The reconciliation process was initiated by the former BRA leader Joseph Kabui at the request of Chan. Kabui died before completing the process and Tanis said he “simply completed the process as Kabui’s successor.”
“We didn’t try to prop up the Sandline issue, first because the Bougainville peace building strategy is based on separation of people or individuals away from the issue of the dispute,” Tanis said. “Then after reconciling as people, we dealt with the grievances jointly and objectively.”
He told BenarNews reconciliation with Chan as “a person” removed Sandline as the dividing wedge.
The peace agreement guaranteed an independence referendum, which took place in 2019. An overwhelming 97.7% of Bougainville’s population voted in favor of going it alone from the rest of PNG. The current PNG and Bougainville governments are still negotiating terms under which the national parliament can vote to ratify the result.
PNG Defense Force Commander during the Sandline crisis Jerry Singirok – who refused to follow orders, expelled the mercenaries and demanded the resignation of Chan – was another of those who had reconciled with the former PM.
Singirok told BenarNews he took out a full-page newspaper advertisement to apologize to Chan and his family, and later “I had a wonderful dinner with him.”

Australian journalist and author Mary-Louise O’Callaghan, who broke the Sandline story, said Chan’s decision to hire mercenaries to use against his own citizens was morally indefensible, but needed to be viewed in the context of the complex challenges he faced in trying to hold post-colonial PNG together.
“Chan feared, as many PNG leaders still do, that a breakaway Bougainville would spell the end of modern-day PNG,” she told BenarNews. “Other island provinces like his own, New Ireland, were already talking seriously about seceding.

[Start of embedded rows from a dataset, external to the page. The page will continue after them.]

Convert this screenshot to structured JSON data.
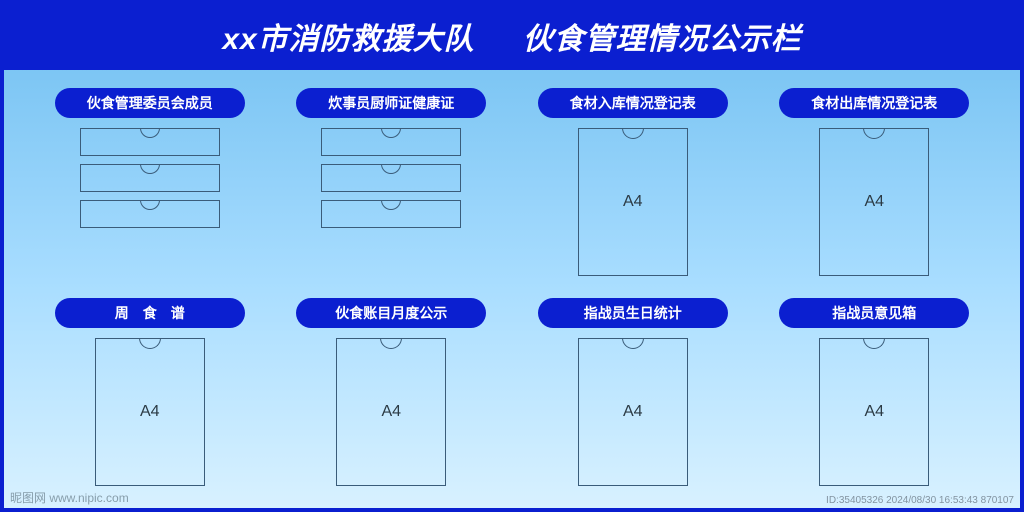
{
  "header": {
    "left": "xx市消防救援大队",
    "right": "伙食管理情况公示栏"
  },
  "colors": {
    "brand_blue": "#0b1fd0",
    "bg_top": "#6fbef0",
    "bg_mid": "#a8ddff",
    "bg_bottom": "#d8f1ff",
    "slot_border": "#3a5c7a"
  },
  "sections": {
    "r1c1": {
      "title": "伙食管理委员会成员",
      "kind": "small3"
    },
    "r1c2": {
      "title": "炊事员厨师证健康证",
      "kind": "small3"
    },
    "r1c3": {
      "title": "食材入库情况登记表",
      "kind": "a4",
      "label": "A4"
    },
    "r1c4": {
      "title": "食材出库情况登记表",
      "kind": "a4",
      "label": "A4"
    },
    "r2c1": {
      "title": "周　食　谱",
      "kind": "a4",
      "label": "A4"
    },
    "r2c2": {
      "title": "伙食账目月度公示",
      "kind": "a4",
      "label": "A4"
    },
    "r2c3": {
      "title": "指战员生日统计",
      "kind": "a4",
      "label": "A4"
    },
    "r2c4": {
      "title": "指战员意见箱",
      "kind": "a4",
      "label": "A4"
    }
  },
  "watermark": "昵图网 www.nipic.com",
  "meta": "ID:35405326  2024/08/30 16:53:43 870107"
}
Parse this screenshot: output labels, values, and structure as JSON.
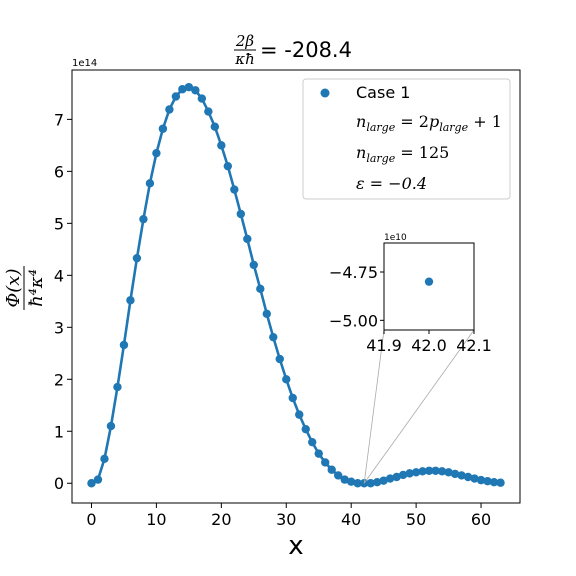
{
  "chart_data": {
    "type": "scatter",
    "title_fraction_num": "2β",
    "title_fraction_den": "κħ",
    "title_value": "= -208.4",
    "xlabel": "x",
    "ylabel_num": "Φ(x)",
    "ylabel_den": "ħ⁴κ⁴",
    "y_exponent": "1e14",
    "xlim": [
      -3,
      66
    ],
    "ylim": [
      -0.38,
      7.95
    ],
    "xticks": [
      0,
      10,
      20,
      30,
      40,
      50,
      60
    ],
    "yticks": [
      0,
      1,
      2,
      3,
      4,
      5,
      6,
      7
    ],
    "grid": false,
    "legend_position": "upper right",
    "legend": [
      {
        "type": "marker",
        "text": "Case 1"
      },
      {
        "type": "text",
        "text": "n_large = 2p_large + 1"
      },
      {
        "type": "text",
        "text": "n_large = 125"
      },
      {
        "type": "text",
        "text": "ε = −0.4"
      }
    ],
    "series": [
      {
        "name": "Case 1",
        "color": "#1f77b4",
        "x": [
          0,
          1,
          2,
          3,
          4,
          5,
          6,
          7,
          8,
          9,
          10,
          11,
          12,
          13,
          14,
          15,
          16,
          17,
          18,
          19,
          20,
          21,
          22,
          23,
          24,
          25,
          26,
          27,
          28,
          29,
          30,
          31,
          32,
          33,
          34,
          35,
          36,
          37,
          38,
          39,
          40,
          41,
          42,
          43,
          44,
          45,
          46,
          47,
          48,
          49,
          50,
          51,
          52,
          53,
          54,
          55,
          56,
          57,
          58,
          59,
          60,
          61,
          62,
          63
        ],
        "y": [
          0.0,
          0.07,
          0.47,
          1.1,
          1.85,
          2.66,
          3.52,
          4.33,
          5.08,
          5.77,
          6.35,
          6.82,
          7.19,
          7.44,
          7.58,
          7.62,
          7.56,
          7.4,
          7.15,
          6.86,
          6.5,
          6.1,
          5.65,
          5.18,
          4.7,
          4.2,
          3.74,
          3.26,
          2.81,
          2.39,
          2.0,
          1.64,
          1.32,
          1.04,
          0.79,
          0.57,
          0.4,
          0.26,
          0.15,
          0.07,
          0.03,
          0.0,
          0.0,
          0.0,
          0.02,
          0.05,
          0.09,
          0.12,
          0.16,
          0.19,
          0.21,
          0.23,
          0.24,
          0.24,
          0.23,
          0.21,
          0.18,
          0.15,
          0.12,
          0.09,
          0.06,
          0.04,
          0.02,
          0.01
        ]
      }
    ],
    "inset": {
      "exponent": "1e10",
      "xlim": [
        41.9,
        42.1
      ],
      "ylim": [
        -5.05,
        -4.6
      ],
      "xticks": [
        "41.9",
        "42.0",
        "42.1"
      ],
      "yticks": [
        "−4.75",
        "−5.00"
      ],
      "ytick_values": [
        -4.75,
        -5.0
      ],
      "point": {
        "x": 42.0,
        "y": -4.8
      }
    }
  }
}
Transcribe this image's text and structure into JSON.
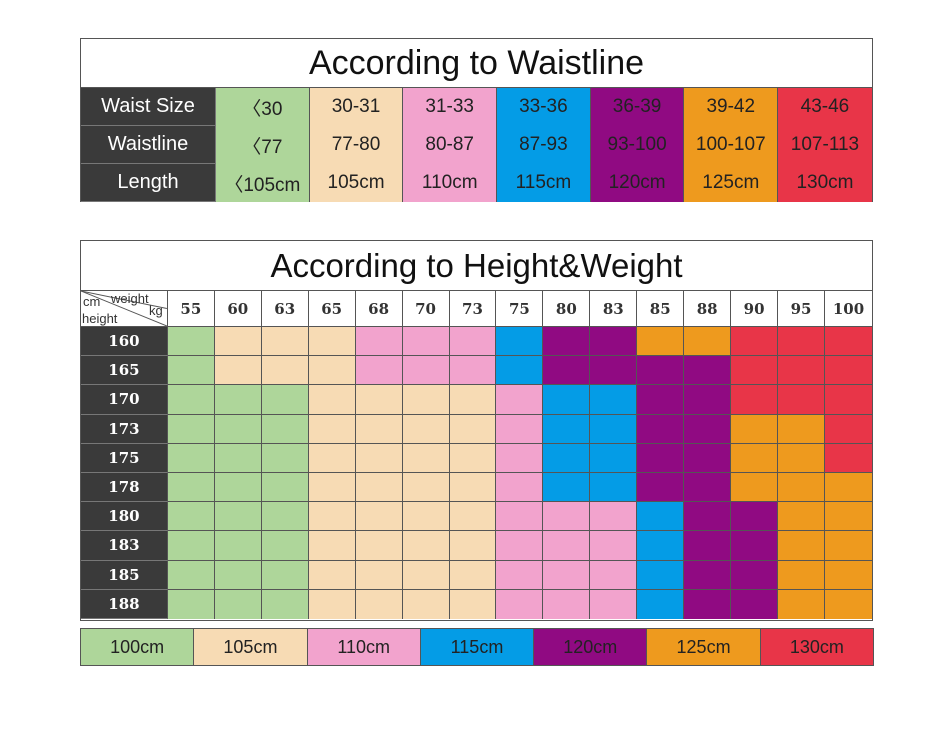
{
  "colors": {
    "green": "#aed69a",
    "beige": "#f7dbb4",
    "pink": "#f2a3cd",
    "blue": "#049ce6",
    "purple": "#900a82",
    "orange": "#ee9a1e",
    "red": "#e83548",
    "dark": "#3a3a3a"
  },
  "waistline": {
    "title": "According to Waistline",
    "rows": [
      {
        "label": "Waist Size",
        "values": [
          "〈30",
          "30-31",
          "31-33",
          "33-36",
          "36-39",
          "39-42",
          "43-46"
        ]
      },
      {
        "label": "Waistline",
        "values": [
          "〈77",
          "77-80",
          "80-87",
          "87-93",
          "93-100",
          "100-107",
          "107-113"
        ]
      },
      {
        "label": "Length",
        "values": [
          "〈105cm",
          "105cm",
          "110cm",
          "115cm",
          "120cm",
          "125cm",
          "130cm"
        ]
      }
    ],
    "column_colors": [
      "green",
      "beige",
      "pink",
      "blue",
      "purple",
      "orange",
      "red"
    ]
  },
  "height_weight": {
    "title": "According to Height&Weight",
    "corner": {
      "top_left": "cm",
      "top_right": "weight",
      "right": "kg",
      "bottom_left": "height"
    },
    "weights": [
      "55",
      "60",
      "63",
      "65",
      "68",
      "70",
      "73",
      "75",
      "80",
      "83",
      "85",
      "88",
      "90",
      "95",
      "100"
    ],
    "heights": [
      "160",
      "165",
      "170",
      "173",
      "175",
      "178",
      "180",
      "183",
      "185",
      "188"
    ],
    "grid": [
      [
        "green",
        "beige",
        "beige",
        "beige",
        "pink",
        "pink",
        "pink",
        "blue",
        "purple",
        "purple",
        "orange",
        "orange",
        "red",
        "red",
        "red"
      ],
      [
        "green",
        "beige",
        "beige",
        "beige",
        "pink",
        "pink",
        "pink",
        "blue",
        "purple",
        "purple",
        "purple",
        "purple",
        "red",
        "red",
        "red"
      ],
      [
        "green",
        "green",
        "green",
        "beige",
        "beige",
        "beige",
        "beige",
        "pink",
        "blue",
        "blue",
        "purple",
        "purple",
        "red",
        "red",
        "red"
      ],
      [
        "green",
        "green",
        "green",
        "beige",
        "beige",
        "beige",
        "beige",
        "pink",
        "blue",
        "blue",
        "purple",
        "purple",
        "orange",
        "orange",
        "red"
      ],
      [
        "green",
        "green",
        "green",
        "beige",
        "beige",
        "beige",
        "beige",
        "pink",
        "blue",
        "blue",
        "purple",
        "purple",
        "orange",
        "orange",
        "red"
      ],
      [
        "green",
        "green",
        "green",
        "beige",
        "beige",
        "beige",
        "beige",
        "pink",
        "blue",
        "blue",
        "purple",
        "purple",
        "orange",
        "orange",
        "orange"
      ],
      [
        "green",
        "green",
        "green",
        "beige",
        "beige",
        "beige",
        "beige",
        "pink",
        "pink",
        "pink",
        "blue",
        "purple",
        "purple",
        "orange",
        "orange"
      ],
      [
        "green",
        "green",
        "green",
        "beige",
        "beige",
        "beige",
        "beige",
        "pink",
        "pink",
        "pink",
        "blue",
        "purple",
        "purple",
        "orange",
        "orange"
      ],
      [
        "green",
        "green",
        "green",
        "beige",
        "beige",
        "beige",
        "beige",
        "pink",
        "pink",
        "pink",
        "blue",
        "purple",
        "purple",
        "orange",
        "orange"
      ],
      [
        "green",
        "green",
        "green",
        "beige",
        "beige",
        "beige",
        "beige",
        "pink",
        "pink",
        "pink",
        "blue",
        "purple",
        "purple",
        "orange",
        "orange"
      ]
    ]
  },
  "legend": [
    {
      "label": "100cm",
      "color": "green"
    },
    {
      "label": "105cm",
      "color": "beige"
    },
    {
      "label": "110cm",
      "color": "pink"
    },
    {
      "label": "115cm",
      "color": "blue"
    },
    {
      "label": "120cm",
      "color": "purple"
    },
    {
      "label": "125cm",
      "color": "orange"
    },
    {
      "label": "130cm",
      "color": "red"
    }
  ]
}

O’Callaghan says people also forget that the decision to hire mercenaries was only made after successive efforts by Chan to resolve the conflict on Bougainville had failed.
“First and probably without enough groundwork, he asked the U.N. to back peace talks on the island, and then when these bore no real fruit, he made Singirok the commander of the PNGDF and promised him the resources to boost the military’s hapless efforts to quell the rebels. All this did was generate more casualties on both sides,” she said.
“Although Chan never resiled from the Sandline decision, it was the actions, in part, of a leader who was desperate at the time to ‘save’ his nation.”
The veteran ABC correspondent Sean Dorney, who also covered the conflict and wrote The Sandline Affair – Politics & Mercenaries and the Bougainville Crisis, said he thought Chan had regrets and it would forever be linked to his prime ministership.
“But I think you've got to look beyond that. The totality of his achievements in Papua New Guinea is quite considerable,” he told BenarNews.